The meat business, coupled with samosa sales, generate K12 000 to K15 000 a day, says Mercy.

Kingsley Khokho, a health surveillance assistant at Dulasanje Health Post under Mfera Health Centre, says the mobile clinics bring multiple healthcare services closer to the displaced population.

He said: “The mobile clinics put various health services under one roof, making it convenient for people in camps and affected zones. This was important during the emergency response because people on HIV treatment had lost their drugs, and homes where they felt safe to store and take the drugs.

“Now they were living in overcrowded spaces where all eyes were on them and food was scarce, making it risky for one to take ARVs on an empty stomach.”

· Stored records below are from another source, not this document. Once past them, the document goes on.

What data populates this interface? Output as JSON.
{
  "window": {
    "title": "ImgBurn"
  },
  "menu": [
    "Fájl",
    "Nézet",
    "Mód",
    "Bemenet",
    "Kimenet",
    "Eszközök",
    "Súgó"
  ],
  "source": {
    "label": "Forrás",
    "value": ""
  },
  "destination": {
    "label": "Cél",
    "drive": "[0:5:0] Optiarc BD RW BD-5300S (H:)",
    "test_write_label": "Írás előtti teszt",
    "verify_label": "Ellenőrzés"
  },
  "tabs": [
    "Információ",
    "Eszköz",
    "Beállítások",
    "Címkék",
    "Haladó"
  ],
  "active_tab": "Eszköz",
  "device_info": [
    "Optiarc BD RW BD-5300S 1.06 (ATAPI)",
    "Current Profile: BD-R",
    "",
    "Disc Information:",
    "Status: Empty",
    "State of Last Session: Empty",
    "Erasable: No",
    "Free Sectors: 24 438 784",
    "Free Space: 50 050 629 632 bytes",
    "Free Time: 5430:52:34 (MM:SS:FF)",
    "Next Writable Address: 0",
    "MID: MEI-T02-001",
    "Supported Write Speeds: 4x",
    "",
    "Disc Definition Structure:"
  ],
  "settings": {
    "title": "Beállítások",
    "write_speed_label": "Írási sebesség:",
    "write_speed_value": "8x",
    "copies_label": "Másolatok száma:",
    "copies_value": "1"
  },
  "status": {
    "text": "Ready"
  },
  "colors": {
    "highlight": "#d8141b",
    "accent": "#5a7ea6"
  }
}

Nearly 220 houses collapsed in villages surrounding Dulasanje Health Post.

This gives a glimpse of the devastation the Department of Disaster Management Affairs terms the worst natural disaster since 2000.

Dodma’s post-disaster needs assessment report shows that the cyclone affected more than 2.2 million people, leaving 659 278 displaced, 679 dead and 530 missing.

During the mobile clinic, Patricia Felix brought her one-year-old daughter Yankho, who was found with malaria after experiencing high fever, vomiting and breathing difficulty.

The woman also wanted a family planning injection she has been taking discretely since February this year. The jab helps her prevent unintended pregnancies for six months.

“I’m happy that we aren’t wasting hours or enduring long travels to get the healthcare services we need. This has made life easier and many people are coming to benefit from the outreach clinic,” said the mother of three daughters, aged and to 11.